Um novo rumo para a escola - por M.M.Carrilho

Não vale a pena falar de Nuno Crato nem das "salsichas educativas" do primeiro--ministro. O que é preciso é começar a preparar outro futuro para a escola. E o facto essencial é este: a escola deixou cada vez mais, nas últimas décadas, de transmitir saberes e conhecimentos, valorizando no seu lugar o ato de aprender que, (...) se tornou por sua vez progressivamente mais vago e indefinível.
A transmissão consistia, tradicionalmente, numa espécie de transferência de saberes e de símbolos herdados do passado, que o aluno devia acolher e assimilar. Ao valorizar o aprender aposta-se, pelo contrário, na autoconstrução individual do conhecimento.
E se não se pode, nem deve, duvidar que os tempos da transmissão autoritária são tempos definitivamente ultrapassados, também não se deve, nem pode, deixar de reconhecer que o modelo do aprender que a substituiu rapidamente colapsou, incapaz de conduzir a uma escola formadora, estimulante e eficaz.
Para fazer a escola sair deste impasse e encontrar um novo rumo, é preciso compreender que as suas dificuldades não são de raiz pedagógica, mas civilizacional, que elas decorrem da rejeição, que é constitutiva da modernidade, das sociedades dominadas pela tradição, e da sua substituição por sociedades movidas - ainda que contraditoriamente - pela autonomia e pelo conhecimento.

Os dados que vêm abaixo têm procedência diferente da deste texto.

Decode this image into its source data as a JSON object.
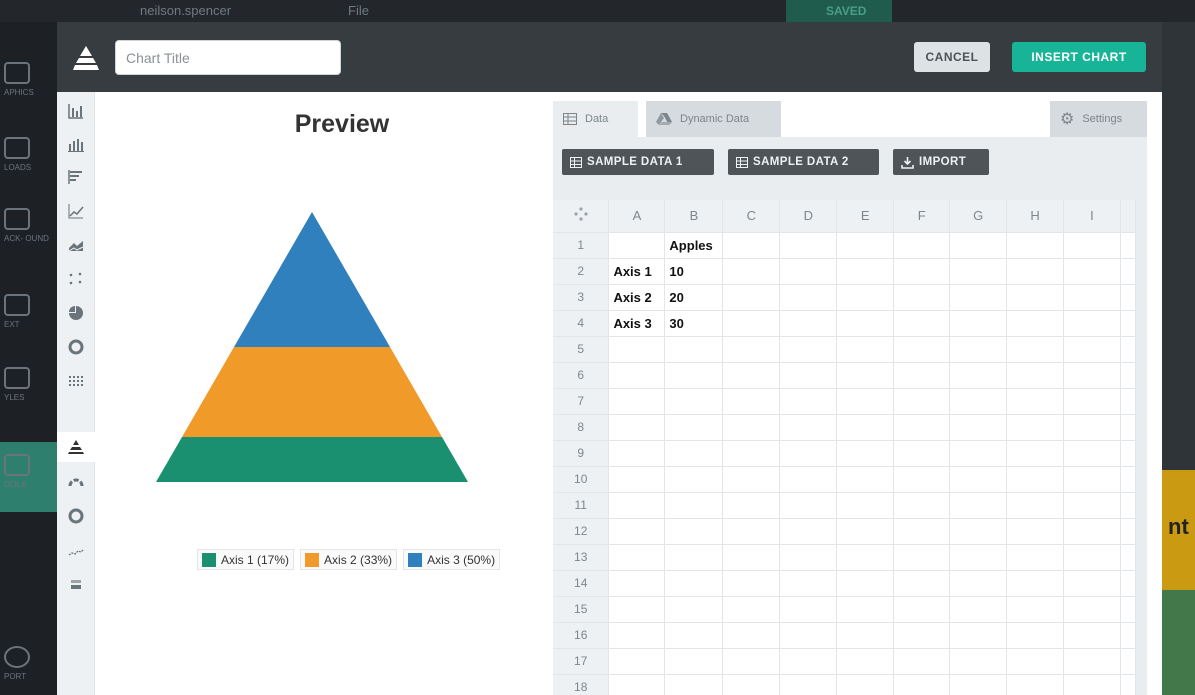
{
  "background": {
    "user_name": "neilson.spencer",
    "file_menu": "File",
    "saved_label": "SAVED",
    "left_items": [
      "APHICS",
      "LOADS",
      "ACK-\nOUND",
      "EXT",
      "YLES",
      "OOLS",
      "PORT"
    ],
    "right_fragment": "nt"
  },
  "header": {
    "title_placeholder": "Chart Title",
    "title_value": "",
    "cancel_label": "CANCEL",
    "insert_label": "INSERT CHART"
  },
  "chart_types": [
    {
      "name": "column",
      "icon": "column-chart-icon"
    },
    {
      "name": "stacked-column",
      "icon": "stacked-column-chart-icon"
    },
    {
      "name": "bar",
      "icon": "bar-chart-icon"
    },
    {
      "name": "line",
      "icon": "line-chart-icon"
    },
    {
      "name": "area",
      "icon": "area-chart-icon"
    },
    {
      "name": "scatter",
      "icon": "scatter-chart-icon"
    },
    {
      "name": "pie",
      "icon": "pie-chart-icon"
    },
    {
      "name": "donut",
      "icon": "donut-chart-icon"
    },
    {
      "name": "grid",
      "icon": "dot-grid-chart-icon"
    },
    {
      "name": "pyramid",
      "icon": "pyramid-chart-icon",
      "active": true
    },
    {
      "name": "gauge",
      "icon": "gauge-chart-icon"
    },
    {
      "name": "ring",
      "icon": "ring-chart-icon"
    },
    {
      "name": "sparkline",
      "icon": "sparkline-chart-icon"
    },
    {
      "name": "number",
      "icon": "number-chart-icon"
    }
  ],
  "preview": {
    "title": "Preview"
  },
  "chart_data": {
    "type": "pyramid",
    "categories": [
      "Axis 1",
      "Axis 2",
      "Axis 3"
    ],
    "values": [
      10,
      20,
      30
    ],
    "series_name": "Apples",
    "colors": [
      "#1a9070",
      "#f09a2a",
      "#2f80bc"
    ],
    "legend": [
      "Axis 1 (17%)",
      "Axis 2 (33%)",
      "Axis 3 (50%)"
    ],
    "legend_position": "bottom"
  },
  "data_panel": {
    "tabs": {
      "data": "Data",
      "dynamic": "Dynamic Data",
      "settings": "Settings"
    },
    "buttons": {
      "sample1": "SAMPLE DATA 1",
      "sample2": "SAMPLE DATA 2",
      "import": "IMPORT"
    },
    "columns": [
      "A",
      "B",
      "C",
      "D",
      "E",
      "F",
      "G",
      "H",
      "I"
    ],
    "rows": [
      "1",
      "2",
      "3",
      "4",
      "5",
      "6",
      "7",
      "8",
      "9",
      "10",
      "11",
      "12",
      "13",
      "14",
      "15",
      "16",
      "17",
      "18"
    ],
    "cells": [
      [
        "",
        "Apples"
      ],
      [
        "Axis 1",
        "10"
      ],
      [
        "Axis 2",
        "20"
      ],
      [
        "Axis 3",
        "30"
      ]
    ]
  },
  "colors": {
    "accent": "#18b497",
    "header_bg": "#373c40"
  }
}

Assim sendo, do que se trata hoje é de procurar, com os olhos postos nesta dinâmica, reconciliar essas duas dimensões. Até porque a transmissão dos saberes, se deixou de dominar a escola, continuou contudo a revelar-se decisiva na formação dos indivíduos. Talvez de uma forma mais invisível, como afirmou Marcel Gauchet, mas ela continua insubstituível em qualquer tipo de autoconstrução individual, porque o ser humano só consegue olhar para o futuro assumindo-se como um ser de cultura e de história.
Por isso, contra as tentações de retorno a qualquer forma de transmissão autoritária, o que é preciso é perceber em que é que consiste a atividade de aprender e construir com ela uma nova aliança. Para o conseguir, impõe-se assumir que aprender não é brincar, mas uma atividade em descontinuidade com a experiência natural da criança ou do jovem - e, portanto, difícil. Aprender a ler, a escrever ou a contar, bem como aprender matemática, física ou geografia, é sempre um esforço para entrar em mundos já constituídos, que num primeiro momento só podem parecer estranhos, abstratos, artificiais, etc..
Mas o essencial do aprender consiste justamente na progressiva dissipação desta dificuldade pela apropriação de significados que não se conheciam e que, pela sua anterioridade e objetividade, nunca o indivíduo poderia conseguir só por si. (O exemplo da própria língua ajuda a perceber isto: ela é anterior e exterior a cada indivíduo, que tem de se apropriar dela como de uma herança para poder constituir-se como sujeito consciente, responsável e autónomo.)
Assim compreendida a nova aliança entre a aprendizagem e a transmissão, ela pode dar um novo rumo à escola. A transmissão deixa de ser uma inculcação para se tornar uma iniciação, que se revela vital para libertar e estimular a faculdade de aprender, viabilizando o acesso do aluno aos múltiplos universos dos saberes.
Deixo para o fim um ponto crucial: o que faz da escola uma instituição singular é que ela tem a mudança no seu interior, isto é, nos alunos. E para eles as novas tecnologias são o seu mundo natural, em que - e esta é talvez a maior mudança - eles têm uma cada vez maior iniciativa.
Isto conduz a uma escola mais efervescente, mas também mais caótica, dada a multiplicidade das referências e a inexistência de critérios fiáveis de ordenação e de verificação das informações e dos conhecimentos: é isto que torna o papel do professor diferente, mas vital.
E mais vital do que nunca, não só porque ele agora tem de saber responder a questões imprevistas mas também de pôr ordem no caos de uma autodaxia generalizada, revitalizando a escola como instituição central de confiança nas sociedades contemporâneas. Não tenhamos dúvida, a era digital vai aumentar de um modo sem precedentes a exigência escolar, o que é preciso é estar à altura desse desafio.